The EBRD’s Deconstructed Deleveraging Design

Along with its annual Transition Report, the EBRD with a new president drawn from the British civil service circulated a bank Deleveraging Monitor under the auspices of the Vienna Initiative which showed marginal quarterly improvement in the size of cross-border Central, Eastern and Sothern European withdrawal to 0.8 percent of GDP. Since 2011 the cumulative drawdown has been 4 percent of GDP, with Hungary and Slovenia worst hit at 10-15 percent followed by Bulgaria, Croatia, Lithuania and Serbia at 5-10 percent. The organization noted that the ECB’s bond-buying announcement eased lending conditions with demand and supply still subdued. Through mid-year business and household credit growth was barely positive even though domestic deposits were up in many countries in line with parent group strategy to boost subsidiary self-reliance. The eight institutions surveyed with 40 percent of regional assets are “becoming more selective” in individual markets through a wide range of economic and industry considerations including local and EU regulation. A chapter in the Transition publication elaborates the theme of pan-European architecture and proposed banking union in particular from emerging member perspectives. It stipulates initial lessons from the 2008-09 crisis against outside foreign control when tied to external funding, but cites the difficulty of mobilizing internal resources with macroeconomic and capital market gaps. On supervision the home-host country split has been problematic as shown by the early example during the Baltic boom when Estonian officials unsuccessfully asked Swedish counterparts for stricter prudential standards. Bulgaria, Croatia and Latvia with euro-pegged exchange rates tried cooling measures on their own without coordination. The European Banking Agency was created as a joint forum but still relies on voluntary understanding between national authorities from basic norms to resolution cases. It will now feature in the single supervisory mechanism outlined in June which puts the ECB in the lead under a common framework but leaves intervention a local responsibility.

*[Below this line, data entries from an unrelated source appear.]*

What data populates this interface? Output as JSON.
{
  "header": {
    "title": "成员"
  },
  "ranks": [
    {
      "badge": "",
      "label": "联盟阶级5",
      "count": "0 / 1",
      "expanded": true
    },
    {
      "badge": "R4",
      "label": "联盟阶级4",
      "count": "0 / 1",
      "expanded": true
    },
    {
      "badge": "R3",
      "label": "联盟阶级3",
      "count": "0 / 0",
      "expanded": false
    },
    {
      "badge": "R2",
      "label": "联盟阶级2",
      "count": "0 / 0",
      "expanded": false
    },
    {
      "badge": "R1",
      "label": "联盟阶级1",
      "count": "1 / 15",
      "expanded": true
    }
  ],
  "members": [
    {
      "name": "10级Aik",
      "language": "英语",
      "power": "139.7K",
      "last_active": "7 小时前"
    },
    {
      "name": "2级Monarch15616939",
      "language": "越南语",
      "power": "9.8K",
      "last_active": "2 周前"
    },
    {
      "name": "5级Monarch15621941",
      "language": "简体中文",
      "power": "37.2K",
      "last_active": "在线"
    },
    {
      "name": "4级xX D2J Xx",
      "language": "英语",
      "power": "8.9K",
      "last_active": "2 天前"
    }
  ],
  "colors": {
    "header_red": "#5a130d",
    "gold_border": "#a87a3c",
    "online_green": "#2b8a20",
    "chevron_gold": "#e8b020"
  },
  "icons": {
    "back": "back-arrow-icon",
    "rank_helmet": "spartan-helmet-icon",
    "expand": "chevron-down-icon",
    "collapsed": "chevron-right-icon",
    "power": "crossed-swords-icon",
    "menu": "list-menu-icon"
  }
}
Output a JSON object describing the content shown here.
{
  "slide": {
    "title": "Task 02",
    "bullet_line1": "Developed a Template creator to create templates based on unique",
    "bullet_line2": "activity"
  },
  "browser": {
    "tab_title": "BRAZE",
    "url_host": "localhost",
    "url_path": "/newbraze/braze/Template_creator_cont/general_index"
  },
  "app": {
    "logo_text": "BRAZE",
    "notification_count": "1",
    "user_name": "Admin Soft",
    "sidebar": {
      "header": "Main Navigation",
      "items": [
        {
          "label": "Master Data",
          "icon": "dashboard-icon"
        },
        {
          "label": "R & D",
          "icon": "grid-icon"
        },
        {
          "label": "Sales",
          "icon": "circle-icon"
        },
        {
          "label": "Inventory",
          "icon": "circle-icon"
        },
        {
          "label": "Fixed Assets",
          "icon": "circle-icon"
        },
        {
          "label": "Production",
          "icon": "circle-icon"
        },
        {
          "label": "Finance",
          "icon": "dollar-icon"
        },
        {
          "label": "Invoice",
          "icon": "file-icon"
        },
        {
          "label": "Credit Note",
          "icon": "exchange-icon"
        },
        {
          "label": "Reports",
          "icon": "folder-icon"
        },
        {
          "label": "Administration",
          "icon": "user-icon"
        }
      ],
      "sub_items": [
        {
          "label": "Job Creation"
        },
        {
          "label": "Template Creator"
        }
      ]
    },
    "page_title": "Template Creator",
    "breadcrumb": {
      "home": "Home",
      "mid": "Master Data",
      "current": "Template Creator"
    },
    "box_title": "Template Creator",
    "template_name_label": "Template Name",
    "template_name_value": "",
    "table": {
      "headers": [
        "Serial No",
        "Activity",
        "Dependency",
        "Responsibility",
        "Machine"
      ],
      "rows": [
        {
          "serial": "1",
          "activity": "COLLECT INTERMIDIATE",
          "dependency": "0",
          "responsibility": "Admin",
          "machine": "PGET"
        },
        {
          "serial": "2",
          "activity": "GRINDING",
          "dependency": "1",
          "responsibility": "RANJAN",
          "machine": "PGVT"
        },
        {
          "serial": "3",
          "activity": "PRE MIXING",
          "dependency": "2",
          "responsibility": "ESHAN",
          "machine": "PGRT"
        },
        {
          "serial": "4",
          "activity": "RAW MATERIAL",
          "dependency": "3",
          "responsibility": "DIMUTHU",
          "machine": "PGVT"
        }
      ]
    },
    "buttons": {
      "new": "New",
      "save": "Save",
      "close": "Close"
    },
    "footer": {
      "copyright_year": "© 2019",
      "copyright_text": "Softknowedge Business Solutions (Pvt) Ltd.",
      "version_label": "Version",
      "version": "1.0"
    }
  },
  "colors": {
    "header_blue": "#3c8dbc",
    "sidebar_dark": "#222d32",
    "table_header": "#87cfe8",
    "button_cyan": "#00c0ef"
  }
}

The current blueprint in the absence of supranational oversight could be improved to better reflect Emerging European preferences, the document believes. Sub-regional arrangements such as a Baltic-Nordic group could facilitate practical dialogue and policy processes. An ECB “prudential council” should be formed with smaller country participation and financial sector tax, housing and other practices should remain nationally-determined. As a fiscal backstop through the ESM takes shape non-Eurozone members would not be eligible for recapitalization help to their competitive disadvantage. These “outs” should be able to join the treaty even without a roadmap to enter the single currency. More broadly “associate” status could be available in the union setup within a gamut of information-sharing and liquidity support possibilities. These partial adherents could decide to impose tougher countercyclical credit limits and delegate multinational group oversight to the continental body in view of wrenching administrative and capacity constraints.